D`Bpbxg hat die Diskussion gestartet


Hallo,

mit meinem Erstpost in diesem Forum wende ich mich an euch mit einer etwas spezielleren Frage.

Ich bin 18 Jahre alt und hatte mit etwa 15 Jahren (2008) meinen ersten Anfall.

Seitdem bin ich medikamentös eingestellt (zuerst Levetiracetam und nun Keppra 2*750mg täglich) und seit zwei Jahren anfallsfrei.

Trotz dieser langen anfallsfreien Zeit bekomme ich weiterhin Keppra verschrieben.

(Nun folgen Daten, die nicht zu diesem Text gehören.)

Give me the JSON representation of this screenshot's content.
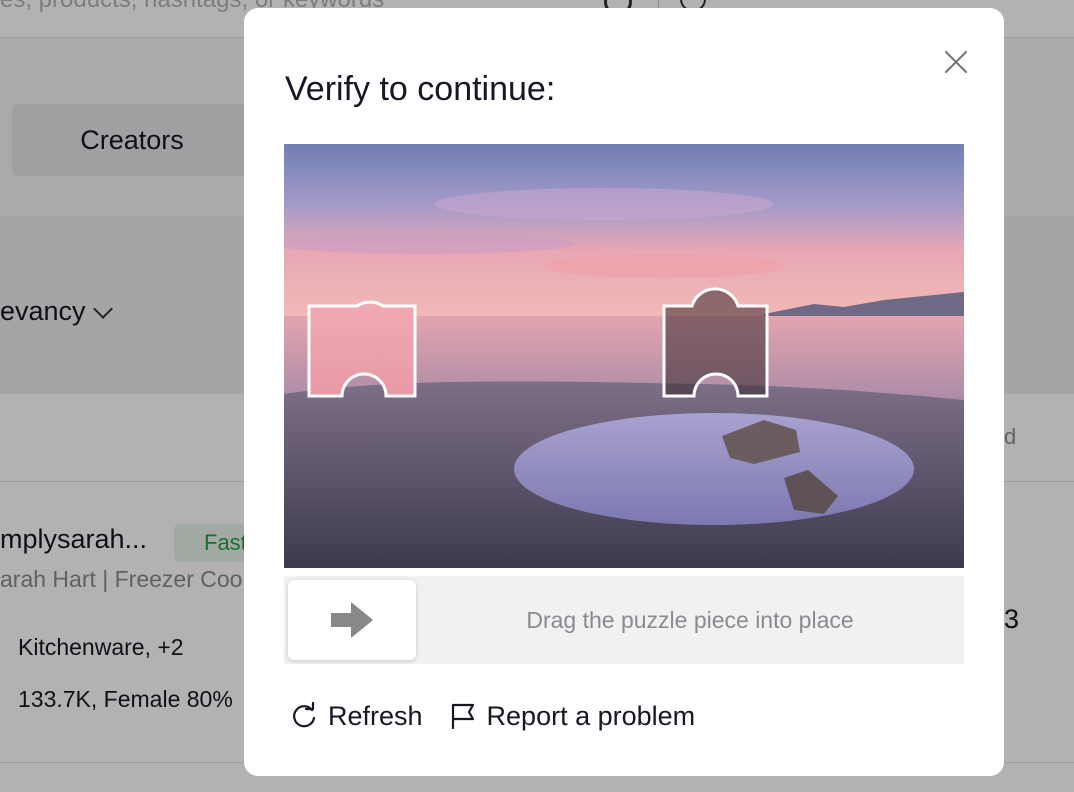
{
  "background": {
    "search_placeholder": "es, products, hashtags, or keywords",
    "creators_tab": "Creators",
    "sort_label": "evancy",
    "header_tail": "d",
    "creator": {
      "name": "mplysarah...",
      "badge": "Fast",
      "subtitle": "arah Hart | Freezer Coo",
      "category": "Kitchenware, +2",
      "audience": "133.7K, Female 80%",
      "trailing_number": "3"
    }
  },
  "modal": {
    "title": "Verify to continue:",
    "slider_hint": "Drag the puzzle piece into place",
    "refresh_label": "Refresh",
    "report_label": "Report a problem",
    "icons": {
      "close": "close-icon",
      "arrow": "arrow-right-icon",
      "refresh": "refresh-icon",
      "flag": "flag-icon"
    }
  }
}
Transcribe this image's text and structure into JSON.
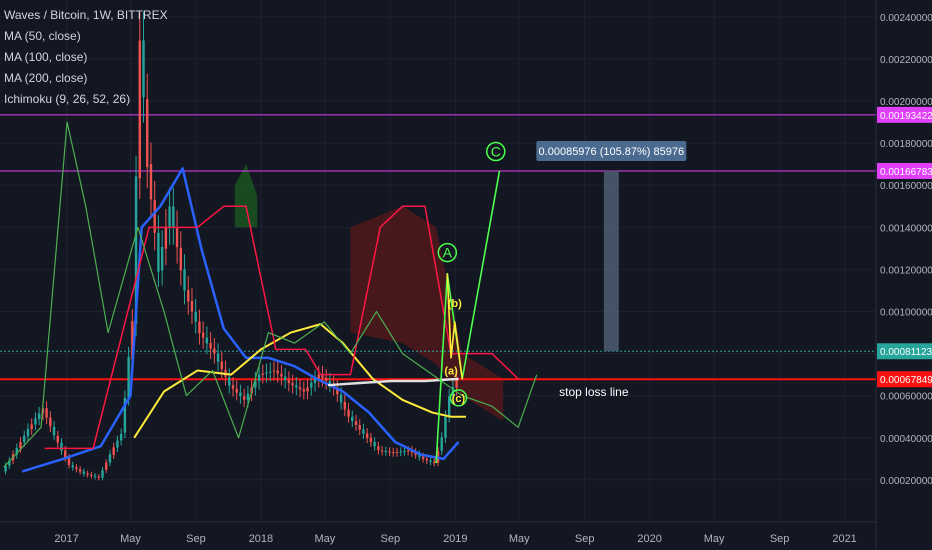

Das ist auf Dauer natürlich (ich bin schließlich jugendlich) nervig und umständlich und ich frage mich natürlich nun selber: Ist diese Epilepsie (2007 petit mal einmalig, 2008 Grand-mal drei mal in einem halben Jahr) weiterhin vorhanden? Zu der betroffenen Zeit bin ich natürlich oft ins Krankenhaus eingeliefert worden. EEGs wurden gemacht, beim ersten Mal auch ein CT. Diese blieben eigentlich relativ unauffällig, soweit ich mich erinnern kann, weshalb damals nur Epilepsie vermutet werden konnte.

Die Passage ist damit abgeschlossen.